Aujourd’hui, les photographes l’ont compris. M. Puyo avoue, à propos de la mise au point, que « l’œil a une faculté d’accommodation très supérieure à celle de l’objectif. » Ces novateurs abandonnent les prétentions des chronophotographes. Ils ne veulent plus que la machine enseigne l’œil. Ils contrôlent les résultats de la machine avec l’œil et repoussent ceux que l’œil n’approuve pas. Ils ne prétendent plus réformer les lois de l’esthétique : ils ambitionnent de s’y soumettre. M. Alfred Maskell, qui est le chef de la jeune école en Angleterre, le dit expressément : « Notre mouvement peut être considéré comme une tendance à traiter les sujets en concordance avec la pratique des autres arts graphiques. » — « Il ne faut pas, déclare M. Robert Demachy, avoir une esthétique particulière pour la photographie et une autre pour la gravure et le dessin. » — MM. Bergon et Le Bègue ajoutent : « Il nous paraît que l’étude de l’esthétique est la préparation indispensable à tout travail.
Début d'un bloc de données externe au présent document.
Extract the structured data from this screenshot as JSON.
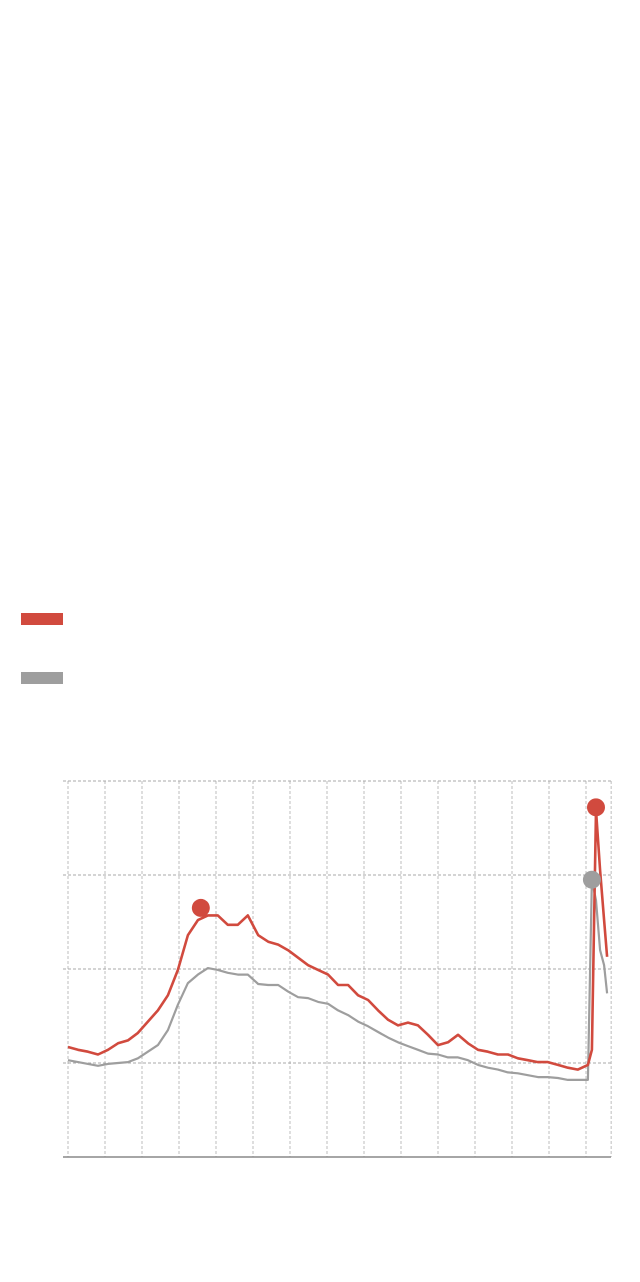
{
  "legend": {
    "items": [
      {
        "color": "#d14a3e"
      },
      {
        "color": "#9e9e9e"
      }
    ]
  },
  "chart_data": {
    "type": "line",
    "title": "",
    "xlabel": "",
    "ylabel": "",
    "xlim": [
      -0.14,
      14.68
    ],
    "ylim": [
      0,
      4
    ],
    "grid": true,
    "x_grid": [
      0,
      1,
      2,
      3,
      4,
      5,
      6,
      7,
      8,
      9,
      10,
      11,
      12,
      13,
      14,
      14.68
    ],
    "y_grid": [
      1,
      2,
      3,
      4
    ],
    "legend_position": "top-left",
    "x": [
      0,
      0.27,
      0.54,
      0.81,
      1.08,
      1.35,
      1.62,
      1.89,
      2.16,
      2.43,
      2.7,
      2.97,
      3.24,
      3.51,
      3.78,
      4.05,
      4.32,
      4.59,
      4.86,
      5.14,
      5.41,
      5.68,
      5.95,
      6.22,
      6.49,
      6.76,
      7.03,
      7.3,
      7.57,
      7.84,
      8.11,
      8.38,
      8.65,
      8.92,
      9.19,
      9.46,
      9.73,
      10,
      10.27,
      10.54,
      10.81,
      11.08,
      11.35,
      11.62,
      11.89,
      12.16,
      12.43,
      12.7,
      12.97,
      13.24,
      13.51,
      13.78,
      14.05,
      14.16,
      14.27,
      14.38,
      14.49,
      14.57
    ],
    "series": [
      {
        "color": "#d14a3e",
        "values": [
          1.17,
          1.14,
          1.12,
          1.09,
          1.14,
          1.21,
          1.24,
          1.32,
          1.44,
          1.56,
          1.72,
          1.99,
          2.36,
          2.52,
          2.57,
          2.57,
          2.47,
          2.47,
          2.57,
          2.36,
          2.29,
          2.26,
          2.2,
          2.12,
          2.04,
          1.99,
          1.94,
          1.83,
          1.83,
          1.72,
          1.67,
          1.56,
          1.46,
          1.4,
          1.43,
          1.4,
          1.3,
          1.19,
          1.22,
          1.3,
          1.21,
          1.14,
          1.12,
          1.09,
          1.09,
          1.05,
          1.03,
          1.01,
          1.01,
          0.98,
          0.95,
          0.93,
          0.98,
          1.14,
          3.69,
          3.05,
          2.52,
          2.13
        ],
        "markers": [
          {
            "x": 3.59,
            "y": 2.65
          },
          {
            "x": 14.27,
            "y": 3.72
          }
        ]
      },
      {
        "color": "#9e9e9e",
        "values": [
          1.03,
          1.01,
          0.99,
          0.97,
          0.99,
          1.0,
          1.01,
          1.05,
          1.12,
          1.19,
          1.35,
          1.62,
          1.85,
          1.94,
          2.01,
          1.99,
          1.96,
          1.94,
          1.94,
          1.84,
          1.83,
          1.83,
          1.76,
          1.7,
          1.69,
          1.65,
          1.63,
          1.56,
          1.51,
          1.44,
          1.39,
          1.33,
          1.27,
          1.22,
          1.18,
          1.14,
          1.1,
          1.09,
          1.06,
          1.06,
          1.03,
          0.98,
          0.95,
          0.93,
          0.9,
          0.89,
          0.87,
          0.85,
          0.85,
          0.84,
          0.82,
          0.82,
          0.82,
          2.95,
          2.73,
          2.2,
          2.04,
          1.74
        ],
        "markers": [
          {
            "x": 14.16,
            "y": 2.95
          }
        ]
      }
    ]
  }
}
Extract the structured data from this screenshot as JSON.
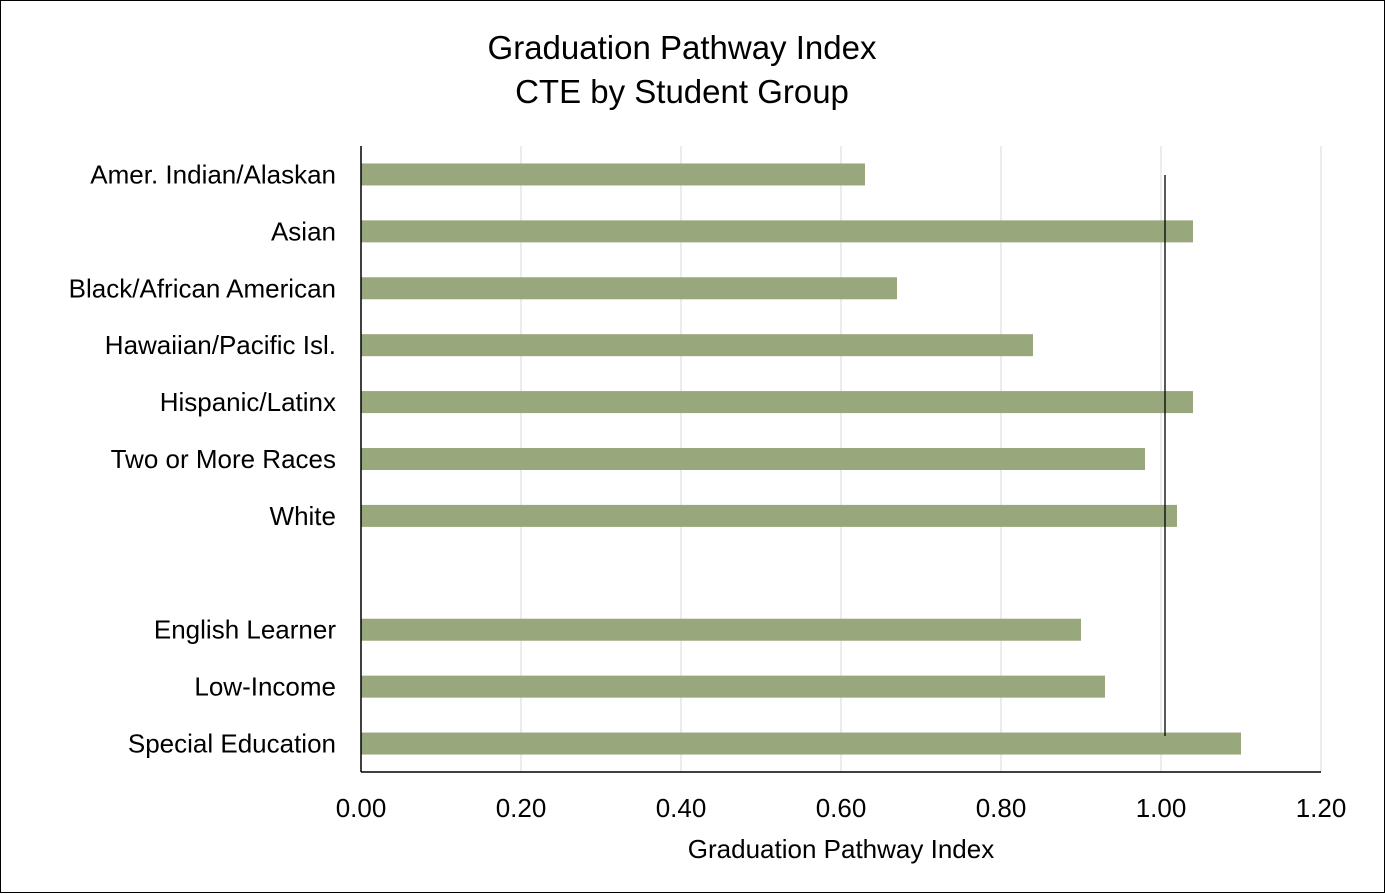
{
  "chart_data": {
    "type": "bar",
    "orientation": "horizontal",
    "title": "Graduation Pathway Index",
    "subtitle": "CTE by Student Group",
    "xlabel": "Graduation Pathway Index",
    "ylabel": "",
    "categories": [
      "Amer. Indian/Alaskan",
      "Asian",
      "Black/African American",
      "Hawaiian/Pacific Isl.",
      "Hispanic/Latinx",
      "Two or More Races",
      "White",
      "",
      "English Learner",
      "Low-Income",
      "Special Education"
    ],
    "values": [
      0.63,
      1.04,
      0.67,
      0.84,
      1.04,
      0.98,
      1.02,
      null,
      0.9,
      0.93,
      1.1
    ],
    "xlim": [
      0,
      1.2
    ],
    "xticks": [
      "0.00",
      "0.20",
      "0.40",
      "0.60",
      "0.80",
      "1.00",
      "1.20"
    ],
    "tick_values": [
      0,
      0.2,
      0.4,
      0.6,
      0.8,
      1.0,
      1.2
    ],
    "reference_line": 1.0,
    "grid": "vertical",
    "bar_color": "#98a77c",
    "grid_color": "#d9d9d9",
    "axis_color": "#000000"
  }
}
Le photographe va composer comme s’il devait dessiner ou peindre au lieu de photographier. » En ce qui concerne les attitudes fournies par la chronophotographie, M. Puyo ne parle de retenir que celles qui sont « douées de qualités esthétiques. » Cela nous montre assez quelle évolution s’est faite chez les photographes et dans quel sens le mouvement nouveau est dirigé.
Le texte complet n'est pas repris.